A theoretical model for the collective motion of proteins by means of principal component analysis

A coarse grained model in the frame work of principal component analysis is presented. We used a bath of harmonic oscillators approach, based on classical mechanics, to derive the generalized Langevin equations of motion for the collective coordinates. The dynamics of the protein collective coordinates derived from molecular dynamics simulations have been studied for the Bovine Pancreatic Trypsin Inhibitor. We analyzed the stability of the method by studying structural fluctuations of the C (a) atoms obtained from a 20 ns molecular dynamics simulation. Subsequently, the dynamics of the collective coordinates of protein were characterized by calculating the dynamical friction coefficient and diffusion coefficients along with time-dependent correlation functions of collective coordinates.

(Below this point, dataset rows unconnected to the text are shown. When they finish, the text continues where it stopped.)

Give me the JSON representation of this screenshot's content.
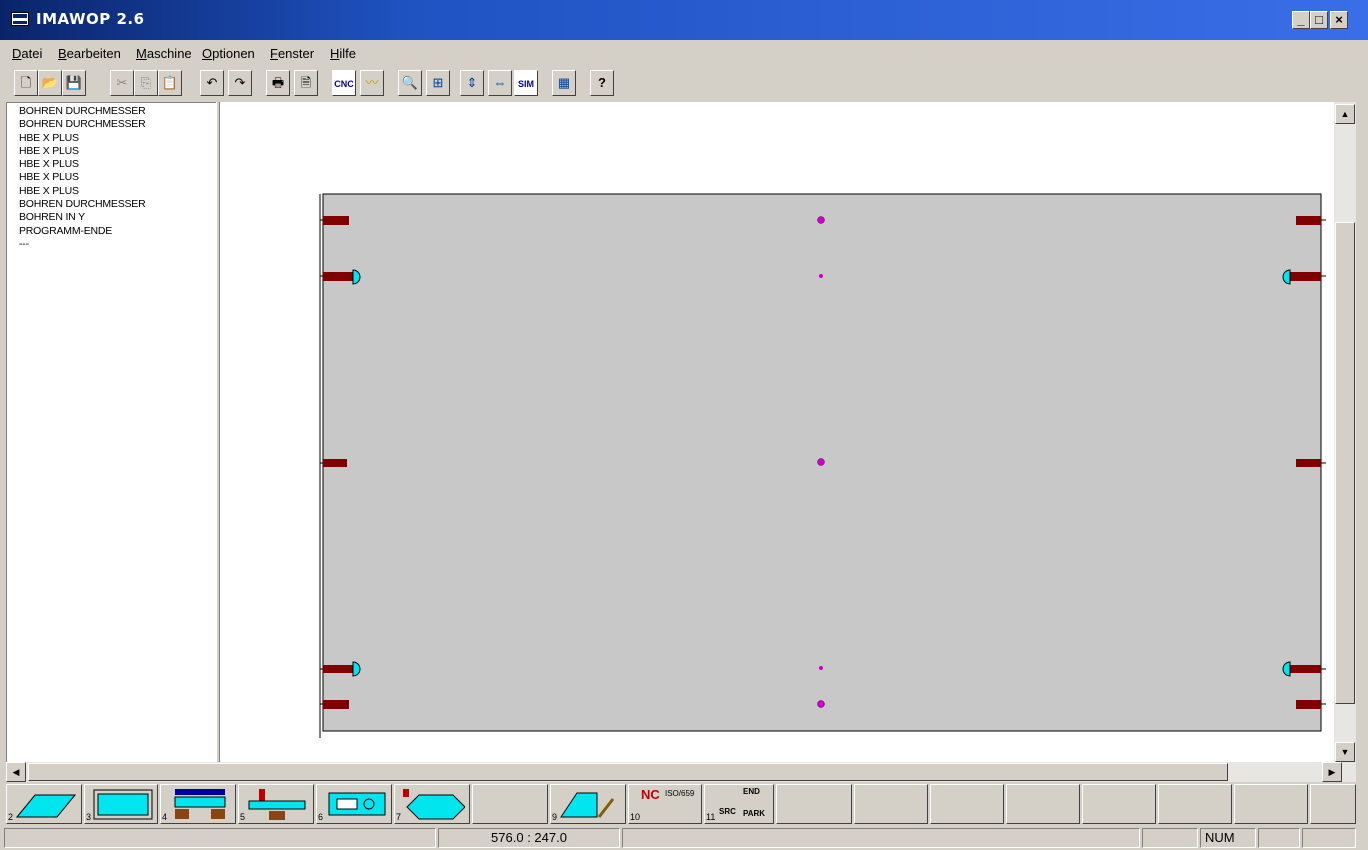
{
  "window": {
    "title": "IMAWOP  2.6",
    "controls": {
      "minimize": "_",
      "maximize": "□",
      "close": "×"
    }
  },
  "menu": {
    "items": [
      "Datei",
      "Bearbeiten",
      "Maschine",
      "Optionen",
      "Fenster",
      "Hilfe"
    ],
    "mnemonics": [
      "D",
      "B",
      "M",
      "O",
      "F",
      "H"
    ]
  },
  "toolbar": {
    "buttons": [
      {
        "icon": "new-file-icon",
        "glyph": "🗋"
      },
      {
        "icon": "open-folder-icon",
        "glyph": "📂"
      },
      {
        "icon": "save-icon",
        "glyph": "💾",
        "disabled": true
      },
      {
        "icon": "cut-icon",
        "glyph": "✂",
        "disabled": true
      },
      {
        "icon": "copy-icon",
        "glyph": "⎘",
        "disabled": true
      },
      {
        "icon": "paste-icon",
        "glyph": "📋",
        "disabled": true
      },
      {
        "icon": "undo-icon",
        "glyph": "↶"
      },
      {
        "icon": "redo-icon",
        "glyph": "↷"
      },
      {
        "icon": "print-icon",
        "glyph": "🖶"
      },
      {
        "icon": "print-preview-icon",
        "glyph": "🗎"
      },
      {
        "icon": "cnc-icon",
        "label": "CNC"
      },
      {
        "icon": "path-icon",
        "glyph": "〰"
      },
      {
        "icon": "zoom-icon",
        "glyph": "🔍"
      },
      {
        "icon": "zoom-window-icon",
        "glyph": "⊞"
      },
      {
        "icon": "fit-height-icon",
        "glyph": "⇕"
      },
      {
        "icon": "fit-width-icon",
        "glyph": "⇔"
      },
      {
        "icon": "simulation-icon",
        "label": "SIM"
      },
      {
        "icon": "calculator-icon",
        "glyph": "▦"
      },
      {
        "icon": "help-icon",
        "glyph": "?"
      }
    ]
  },
  "program_list": [
    "BOHREN DURCHMESSER",
    "BOHREN DURCHMESSER",
    "HBE X PLUS",
    "HBE X PLUS",
    "HBE X PLUS",
    "HBE X PLUS",
    "HBE X PLUS",
    "BOHREN DURCHMESSER",
    "BOHREN IN Y",
    "PROGRAMM-ENDE",
    "---"
  ],
  "colors": {
    "panel_fill": "#c8c8c8",
    "slot": "#800000",
    "hole": "#cc00cc",
    "dowel": "#00e5ee",
    "title_bar": "#0a246a"
  },
  "function_buttons": [
    {
      "num": "2",
      "icon": "panel-plate-icon"
    },
    {
      "num": "3",
      "icon": "panel-frame-icon"
    },
    {
      "num": "4",
      "icon": "drilling-unit-icon"
    },
    {
      "num": "5",
      "icon": "horizontal-drilling-icon"
    },
    {
      "num": "6",
      "icon": "milling-panel-icon"
    },
    {
      "num": "7",
      "icon": "edge-cut-icon"
    },
    {
      "num": "",
      "icon": "empty-slot"
    },
    {
      "num": "9",
      "icon": "tool-change-icon"
    },
    {
      "num": "10",
      "icon": "nc-iso-icon",
      "label": "NC",
      "sublabel": "ISO/659"
    },
    {
      "num": "11",
      "icon": "end-park-icon",
      "label": "END",
      "sublabel": "PARK",
      "extra": "SRC"
    }
  ],
  "status": {
    "coordinates": "576.0 : 247.0",
    "num_indicator": "NUM"
  }
}
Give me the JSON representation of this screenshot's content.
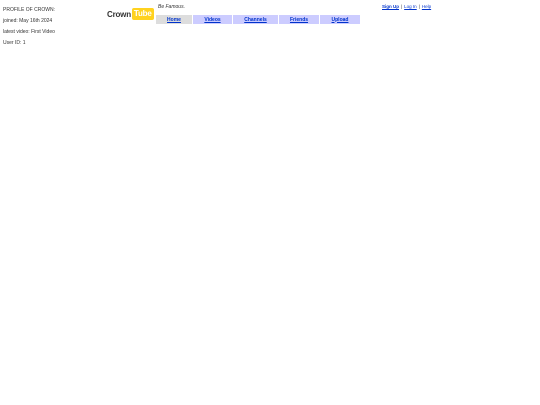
{
  "profile": {
    "title": "PROFILE OF CROWN:",
    "joined": "joined: May 16th 2024",
    "latest_video": "latest video: First Video",
    "user_id": "User ID: 1"
  },
  "logo": {
    "word": "Crown",
    "box_text": "Tube"
  },
  "slogan": "Be Famous.",
  "account": {
    "sign_up": "Sign Up",
    "log_in": "Log In",
    "help": "Help",
    "separator": "|"
  },
  "nav": {
    "tabs": [
      {
        "label": "Home"
      },
      {
        "label": "Videos"
      },
      {
        "label": "Channels"
      },
      {
        "label": "Friends"
      },
      {
        "label": "Upload"
      }
    ]
  },
  "colors": {
    "logo_accent": "#ffd21f",
    "link": "#0033cc",
    "tab_active": "#dddddd",
    "tab_inactive": "#ccccff"
  }
}
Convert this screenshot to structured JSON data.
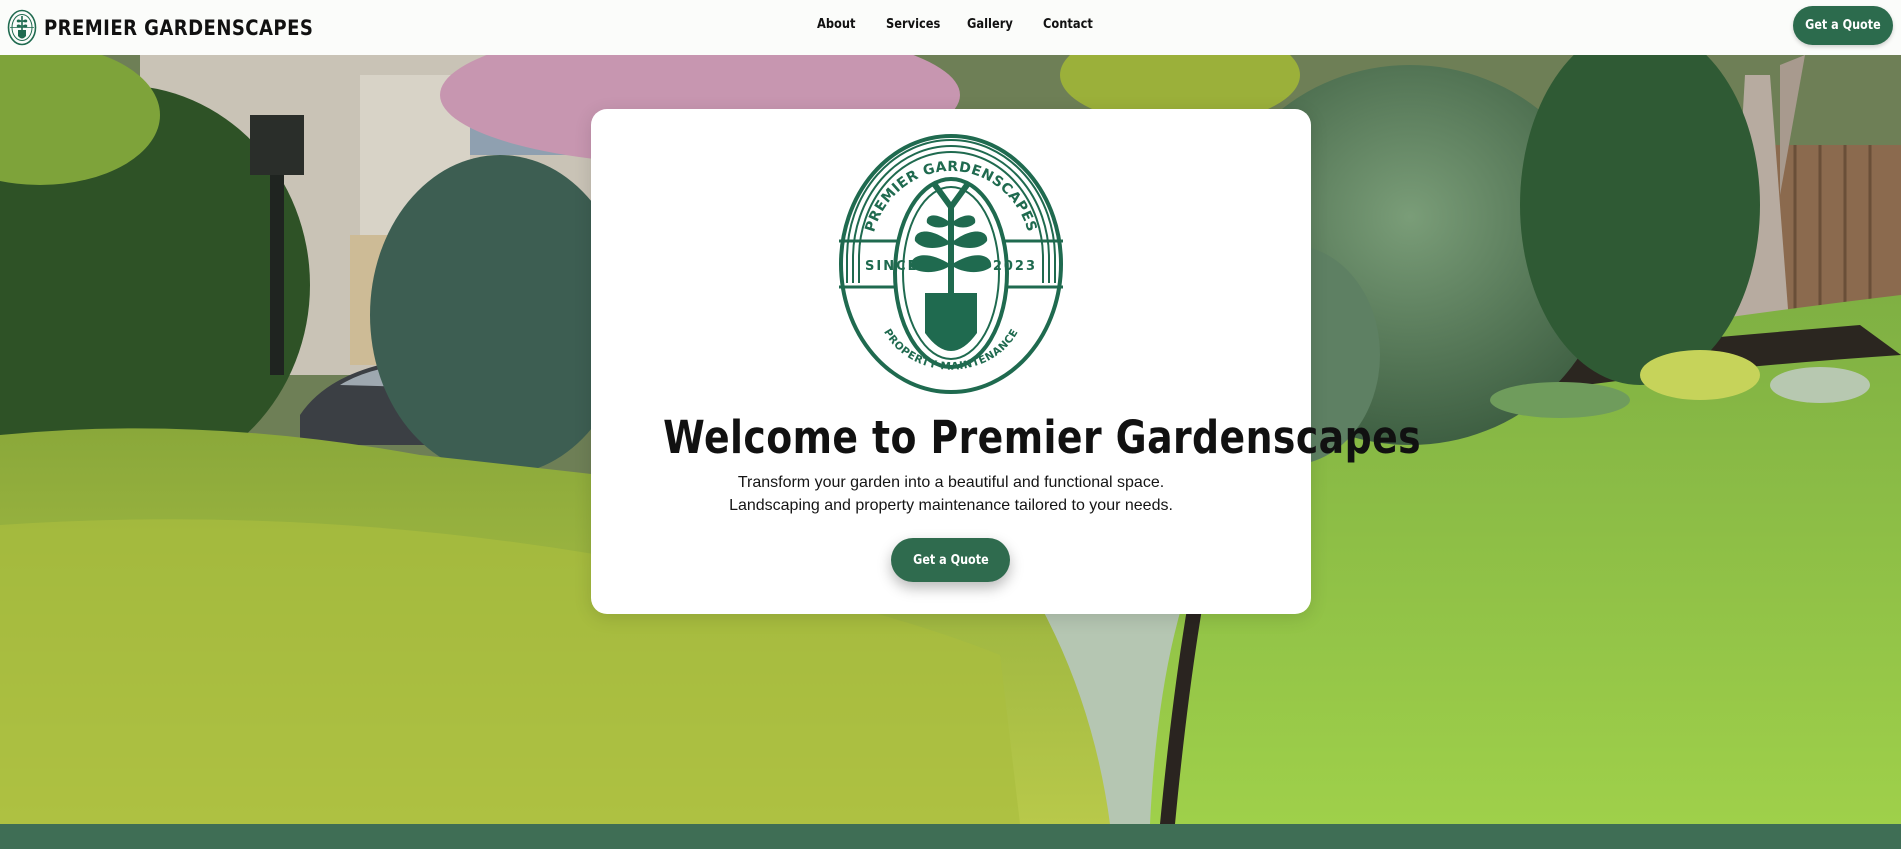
{
  "header": {
    "brand_name": "PREMIER GARDENSCAPES",
    "nav": {
      "about": "About",
      "services": "Services",
      "gallery": "Gallery",
      "contact": "Contact"
    },
    "cta_label": "Get a Quote"
  },
  "hero": {
    "background_image": "landscaped-front-garden-photo",
    "card": {
      "logo": {
        "top_text": "PREMIER GARDENSCAPES",
        "left_text": "SINCE",
        "right_text": "2023",
        "bottom_text": "PROPERTY MAINTENANCE",
        "icon": "shovel-with-plant-icon"
      },
      "title": "Welcome to Premier Gardenscapes",
      "line1": "Transform your garden into a beautiful and functional space.",
      "line2": "Landscaping and property maintenance tailored to your needs.",
      "cta_label": "Get a Quote"
    }
  },
  "colors": {
    "brand_green": "#1f6a4f",
    "button_green": "#2f6b4e",
    "footer_band": "#3f6e55"
  }
}
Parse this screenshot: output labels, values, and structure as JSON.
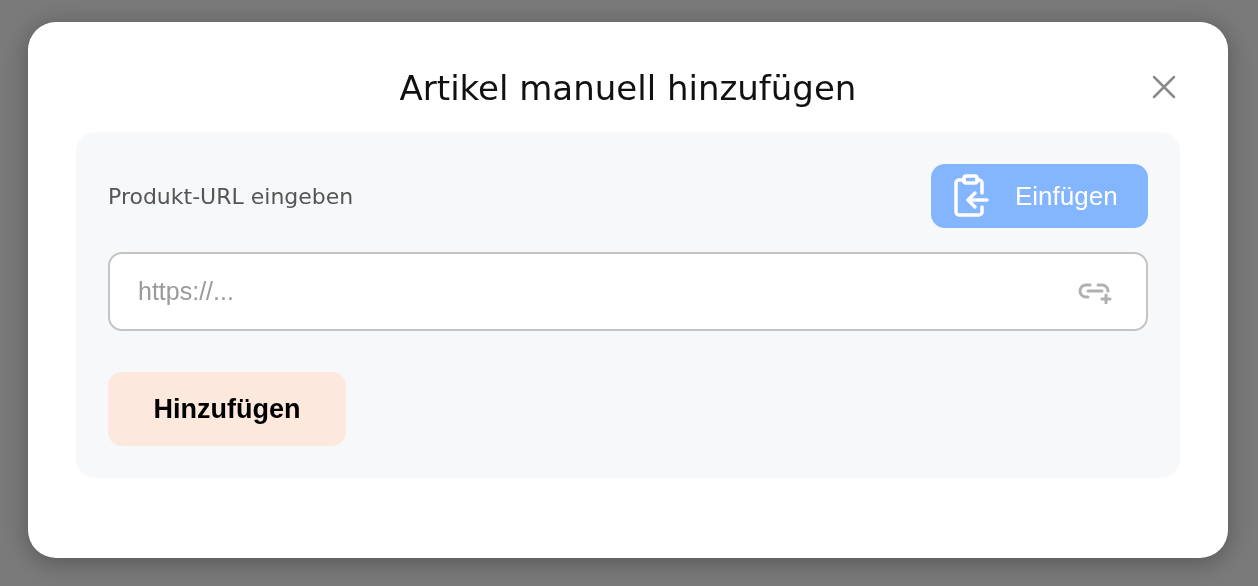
{
  "dialog": {
    "title": "Artikel manuell hinzufügen"
  },
  "form": {
    "label": "Produkt-URL eingeben",
    "paste_button": "Einfügen",
    "url_field": {
      "placeholder": "https://..."
    },
    "submit_button": "Hinzufügen"
  }
}
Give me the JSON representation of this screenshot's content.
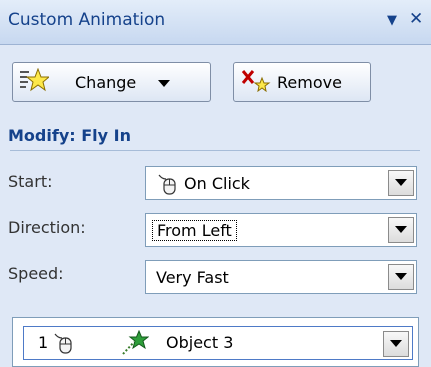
{
  "panel": {
    "title": "Custom Animation",
    "dropdown_icon": "triangle-down-icon",
    "close_icon": "close-icon"
  },
  "toolbar": {
    "change_label": "Change",
    "remove_label": "Remove"
  },
  "modify": {
    "heading": "Modify: Fly In",
    "start_label": "Start:",
    "start_value": "On Click",
    "direction_label": "Direction:",
    "direction_value": "From Left",
    "speed_label": "Speed:",
    "speed_value": "Very Fast"
  },
  "list": {
    "items": [
      {
        "number": "1",
        "name": "Object 3"
      }
    ]
  },
  "colors": {
    "panel_bg": "#dfe8f6",
    "title_text": "#15428b",
    "selection_border": "#4e7ac7"
  }
}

A dual diffusion behavior was observed with a fast relaxation time of short diffusion regime 0.2-0.4 ps and slow relaxation time of long diffusion about 1-2 ps. In addition, we observed a power law decay of dynamical friction coefficient with exponent for the first five collective coordinates varying from -0.746 to -0.938 for the real part and from -0.528 to -0.665 for its magnitude. It was found that only the first ten collective coordinates are responsible for configuration transitions occurring on time scale longer than 50 ps.